Со временем Софья помогла Юрочке осознать его исключительность и великое предназначение, понять, какие кандалы сдерживают его продвижение к заветной цели. Кончилось тем, что он возненавидел тех, кто стоял у него на пути. Жене даже в голову не приходило оценивать по достоинству его амбиции. Более того, она всеми силами пыталась заставить его полюбить тот маленький мещанский мирок, в котором жила сама. Иногда набиралась наглости упрекать его в невнимании к детям. Он, будущее светило науки, вынужден существовать в таких невыносимых условиях! И если бы не Софья, которую ошибочно считал никчемной и вздорной девицей, Юрий давно уже сломался бы. Сонька не один раз помогала ему, засиживаясь с ним за одним столом допоздна. Поддерживала в нем моральные и физические силы. Ни жене, ни матери в голову не пришло бы в час ночи кормить его поздним ужином…

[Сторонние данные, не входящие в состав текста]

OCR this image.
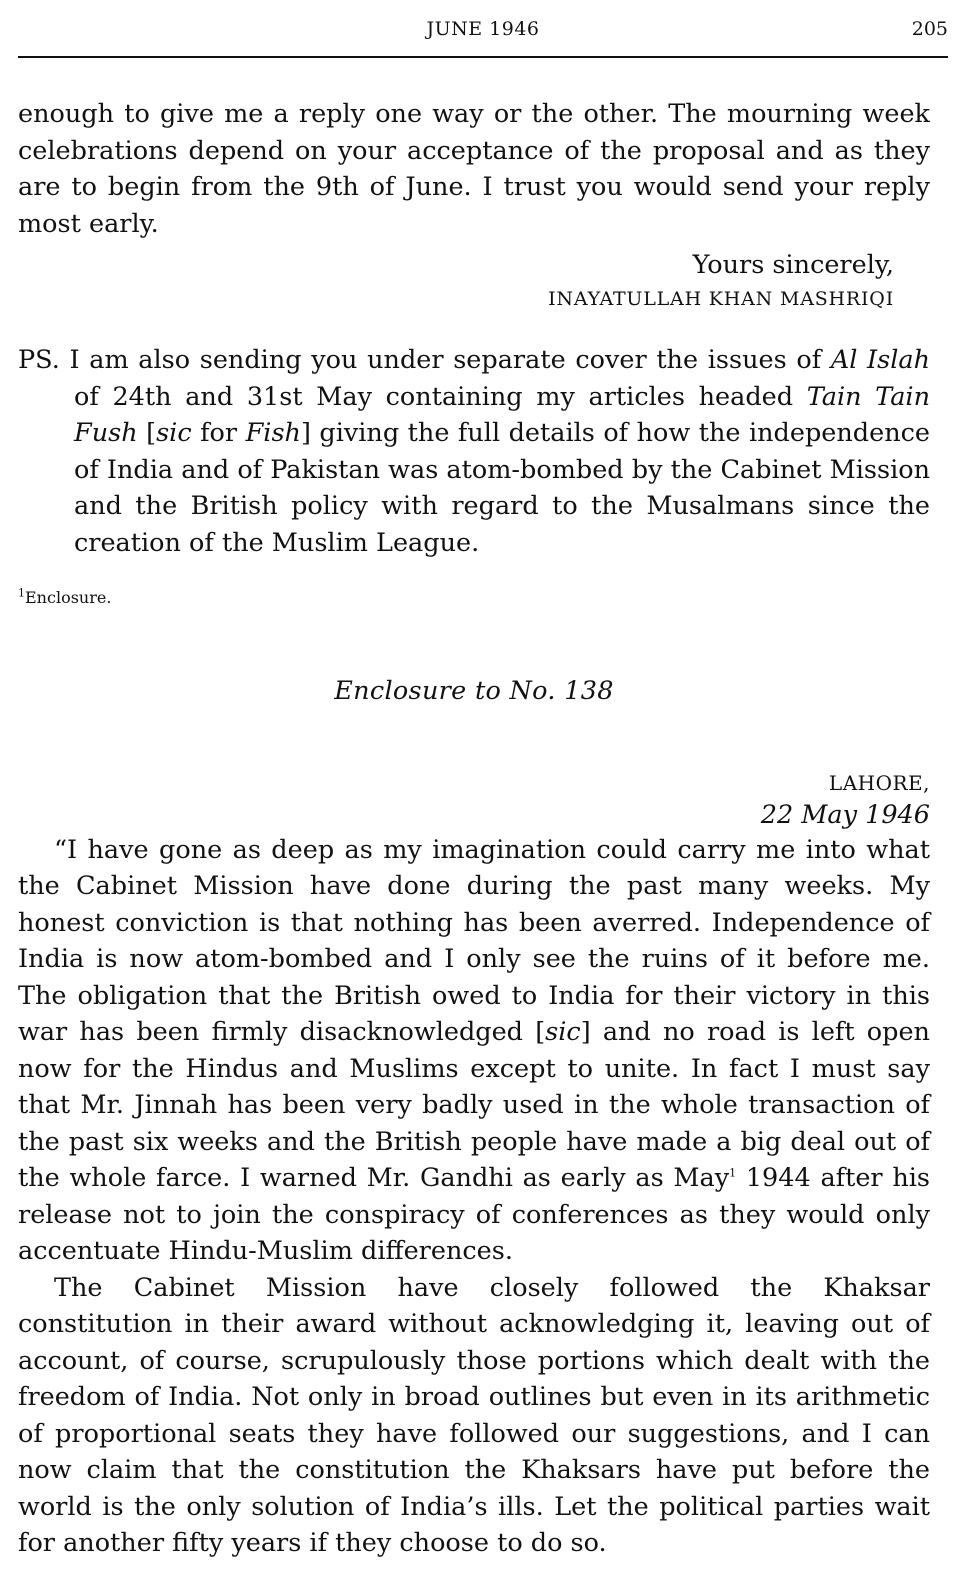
JUNE 1946	205

enough to give me a reply one way or the other. The mourning week celebrations depend on your acceptance of the proposal and as they are to begin from the 9th of June. I trust you would send your reply most early.

Yours sincerely,
INAYATULLAH KHAN MASHRIQI

PS. I am also sending you under separate cover the issues of Al Islah of 24th and 31st May containing my articles headed Tain Tain Fush [sic for Fish] giving the full details of how the independence of India and of Pakistan was atom-bombed by the Cabinet Mission and the British policy with regard to the Musalmans since the creation of the Muslim League.

$^1$Enclosure.
Enclosure to No. 138
LAHORE,
22 May 1946

“I have gone as deep as my imagination could carry me into what the Cabinet Mission have done during the past many weeks. My honest conviction is that nothing has been averred. Independence of India is now atom-bombed and I only see the ruins of it before me. The obligation that the British owed to India for their victory in this war has been firmly disacknowledged [sic] and no road is left open now for the Hindus and Muslims except to unite. In fact I must say that Mr. Jinnah has been very badly used in the whole transaction of the past six weeks and the British people have made a big deal out of the whole farce. I warned Mr. Gandhi as early as May$^1$ 1944 after his release not to join the conspiracy of conferences as they would only accentuate Hindu-Muslim differences.

The Cabinet Mission have closely followed the Khaksar constitution in their award without acknowledging it, leaving out of account, of course, scrupulously those portions which dealt with the freedom of India. Not only in broad outlines but even in its arithmetic of proportional seats they have followed our suggestions, and I can now claim that the constitution the Khaksars have put before the world is the only solution of India’s ills. Let the political parties wait for another fifty years if they choose to do so.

Скорее всего, вопрос с наймом комнаты Софья решила сама. И сама определила момент развязки. Юрочка был счастлив избежать длительных объяснений с родными. Эти объяснения Софья взяла на себя. Умело надавила на гордость Анастасии или на что там еще – не знаю. Анастасия, во всяком случае, никуда жаловаться не побежала. Удачно преодолела сложности с Елизаветой Семеновной. Та вообще отказалась от родного сына. Аналогично решила вопрос и с собственной матерью – она тоже была лишним звеном в их цепочке с Юрием. Обе матери карьеры не сделали, впереди светила только скромная пенсия. Была реальная угроза, что со временем они сядут на шею, так что уж лучше заранее расплеваться с идейными родительницами на всю оставшуюся жизнь.
Юрий Альтлерер успешно защитил кандидатскую. И немеделенно принялся за докторскую. Софья стала претворять в жизнь следующий пункт своего плана. Пора было решать вопрос с жильем. И не в Москве. Дочери талантливого мужа будут подрастать, и кто даст гарантию, что в один прекрасный момент они не заявят папочке о себе. Кроме того, ее попытка встать на учет по улучшению жилищных условий потерпела крах – она проживает в столице менее десяти дет. Слава богу, что вообще удалось временно прописаться на жилплощадь свекрови. Даже если бы заявление о постановке на учет исходило от мужа, все равно ожидание квартиры растянулось бы на десять лет. И Софья отправляется осаждать Ленинград. Там получить жилье было, скорее всего, еще труднее, и можно только догадываться, как Софья решила этот вопрос. Но одно бесспорно: она использовала имя своего родного деда – знаменитого ученого, биолога с мировым именем, погибшего вместе с женой в блокадном Ленинграде. Подвиг отца, вероятно, не возымел должного действия, и она решила вернуть себе более заслуженную фамилию деда, став вместо Гараниной – Решетниковой. Пожалуй, здесь же следует искать ответ на вопрос, зачем ей понадобилась одна из дочерей Юрия. Можно было одним махом решить вопрос о предоставлении семье трехкомнатной квартиры. Юра как кандидат технических наук имел право на дополнительную площадь. Стоило только немного доплатить – и в порядке исключения (жаль, что у Юры не сын) осуществить трехкомнатную мечту. Едва ли Елизавета и Анастасия дадут добро на временное использование одной из девочек. Естественно, на условиях возврата. Цель оправдывает средства. Она убедила мужа в необходимости получения судебного решения о разделе детей между бывшими супругами. Суд удовлетворил иск несчастного отца. Скорее всего, действовавшего через адвоката. Монстром себя Софья не считала. Ребенка забрал не чужой дядя. Да и то максимум на полгода. Впрочем, срок она предпочитала держать в тайне…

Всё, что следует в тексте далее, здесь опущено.